A unique aspect of Cage Side is the bond between fighters. Often management companies will tout the relationships that their fighters have with each other by training at each other’s gyms. But Cage Side tries to go beyond that.
“Its like being on a high school football team, we’re just blessed enough to do it as adults,” said Martin. “Who doesn’t want four or five other buddies who do the same sport, it’s definitely a blessing in disguise.”
Camaraderie is great, but the team wants success and part of that success is for DeMond to be able to make a living off of the sport and leave his day job. Currently he works from about four in the morning til about four in the afternoon and his company has strict cell phone rules, which hinders his ability to work as a manager. Plus he has to balance time with his family which includes a young daughter. But he manages to find time to work on his future.
“I’m at it until I’m at it, until I go to bed and to work the next day,” said DeMond.
Whether talking to any of Cage Sides clients, they discussed the importance of the team lifting each other up. They want to use their success to propel Cage Side up and Cage Side wants to use their leverage to propel their fighter’s careers to the highest level. Cross explains it best.
“I can give Liam a name, I can put him on the map and then he will be that Iridium to everybody, he will be that connection, one person. I like to give back to my family and my friends and I consider Liam my family.

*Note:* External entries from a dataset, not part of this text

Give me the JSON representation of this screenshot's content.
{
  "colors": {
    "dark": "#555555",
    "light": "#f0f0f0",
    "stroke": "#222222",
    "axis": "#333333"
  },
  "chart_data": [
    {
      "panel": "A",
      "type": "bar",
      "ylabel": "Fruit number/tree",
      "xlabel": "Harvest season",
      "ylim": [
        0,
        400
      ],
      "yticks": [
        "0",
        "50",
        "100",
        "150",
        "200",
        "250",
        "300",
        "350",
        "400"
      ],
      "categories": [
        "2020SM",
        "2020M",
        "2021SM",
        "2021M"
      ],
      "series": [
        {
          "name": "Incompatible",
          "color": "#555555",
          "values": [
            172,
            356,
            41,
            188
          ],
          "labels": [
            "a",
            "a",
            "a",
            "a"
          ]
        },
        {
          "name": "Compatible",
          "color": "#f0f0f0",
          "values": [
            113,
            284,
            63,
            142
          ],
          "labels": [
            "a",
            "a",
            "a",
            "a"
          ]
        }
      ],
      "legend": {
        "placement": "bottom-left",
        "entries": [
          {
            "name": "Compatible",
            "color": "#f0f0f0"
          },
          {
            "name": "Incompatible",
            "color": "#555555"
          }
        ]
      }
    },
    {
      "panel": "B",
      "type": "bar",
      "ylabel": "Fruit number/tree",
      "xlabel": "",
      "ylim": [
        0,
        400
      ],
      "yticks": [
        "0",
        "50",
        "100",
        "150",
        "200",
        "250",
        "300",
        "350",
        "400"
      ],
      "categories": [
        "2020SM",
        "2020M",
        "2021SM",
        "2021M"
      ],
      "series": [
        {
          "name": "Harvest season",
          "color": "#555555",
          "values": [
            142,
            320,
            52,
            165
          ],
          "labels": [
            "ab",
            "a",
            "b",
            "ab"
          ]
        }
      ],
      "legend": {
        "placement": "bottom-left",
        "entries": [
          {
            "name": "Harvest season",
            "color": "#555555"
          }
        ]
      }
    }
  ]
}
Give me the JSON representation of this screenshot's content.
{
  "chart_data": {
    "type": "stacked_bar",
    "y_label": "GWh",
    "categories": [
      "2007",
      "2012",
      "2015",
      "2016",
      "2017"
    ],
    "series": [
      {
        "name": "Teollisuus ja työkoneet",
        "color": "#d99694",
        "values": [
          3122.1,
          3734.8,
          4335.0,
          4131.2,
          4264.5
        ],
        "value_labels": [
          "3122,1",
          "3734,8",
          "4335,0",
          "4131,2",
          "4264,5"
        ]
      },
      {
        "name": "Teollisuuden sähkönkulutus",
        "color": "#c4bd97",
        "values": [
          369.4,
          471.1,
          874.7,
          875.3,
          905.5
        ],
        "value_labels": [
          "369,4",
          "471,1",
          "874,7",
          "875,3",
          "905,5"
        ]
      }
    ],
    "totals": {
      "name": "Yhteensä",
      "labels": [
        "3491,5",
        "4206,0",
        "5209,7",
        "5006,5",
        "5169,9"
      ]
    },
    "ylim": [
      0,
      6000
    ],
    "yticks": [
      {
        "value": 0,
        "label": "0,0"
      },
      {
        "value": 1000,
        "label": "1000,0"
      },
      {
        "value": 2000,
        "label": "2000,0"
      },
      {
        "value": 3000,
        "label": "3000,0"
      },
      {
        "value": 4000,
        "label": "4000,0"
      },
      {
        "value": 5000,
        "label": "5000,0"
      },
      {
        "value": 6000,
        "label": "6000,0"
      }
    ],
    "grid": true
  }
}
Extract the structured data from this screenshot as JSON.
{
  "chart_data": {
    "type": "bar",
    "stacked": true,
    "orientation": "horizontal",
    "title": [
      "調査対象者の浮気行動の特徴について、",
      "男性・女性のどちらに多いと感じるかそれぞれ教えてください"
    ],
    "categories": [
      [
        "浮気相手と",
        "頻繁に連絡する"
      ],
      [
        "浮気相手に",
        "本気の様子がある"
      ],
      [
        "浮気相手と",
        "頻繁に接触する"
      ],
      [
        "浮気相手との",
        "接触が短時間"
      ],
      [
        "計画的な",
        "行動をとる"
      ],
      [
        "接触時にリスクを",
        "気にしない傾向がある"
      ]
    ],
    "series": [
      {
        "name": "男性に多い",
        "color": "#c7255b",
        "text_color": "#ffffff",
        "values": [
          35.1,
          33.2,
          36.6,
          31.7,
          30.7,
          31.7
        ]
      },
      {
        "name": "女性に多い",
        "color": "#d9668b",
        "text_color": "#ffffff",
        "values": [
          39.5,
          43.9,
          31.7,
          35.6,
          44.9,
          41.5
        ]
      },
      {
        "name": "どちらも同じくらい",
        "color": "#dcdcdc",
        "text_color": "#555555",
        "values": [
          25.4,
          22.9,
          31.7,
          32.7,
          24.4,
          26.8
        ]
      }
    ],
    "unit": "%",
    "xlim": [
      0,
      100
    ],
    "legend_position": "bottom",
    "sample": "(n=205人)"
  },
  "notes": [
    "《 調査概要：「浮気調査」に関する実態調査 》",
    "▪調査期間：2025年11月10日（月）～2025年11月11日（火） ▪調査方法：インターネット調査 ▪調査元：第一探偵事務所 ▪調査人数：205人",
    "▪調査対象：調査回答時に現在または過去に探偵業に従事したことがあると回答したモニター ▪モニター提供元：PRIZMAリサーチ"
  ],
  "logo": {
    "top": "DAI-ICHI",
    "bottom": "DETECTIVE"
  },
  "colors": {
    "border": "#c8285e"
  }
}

To bring him with me to the UFC, I couldn’t ask for something cooler to bond two brothers together. So I’m riding with the boy all the way. And I guarantee, I put him on the map and he will have a roster of UFC fighters in the future for sure.”
“That’s one thing I can say that I can be impactful to that word. To my friends that its bros before hoes, 100%. I’m with you guys and I want to show you guys you’re an asset to me as I am to you. I think if we can work together like that, as long as the hard work is put in, then no one can stop you.”
When asked if he will remind DeMond that he gave him his start as a manager when he is known as a big manager in the sport, Cross laughed and joked that he would remind DeMond of that “every day” that he gave him his start.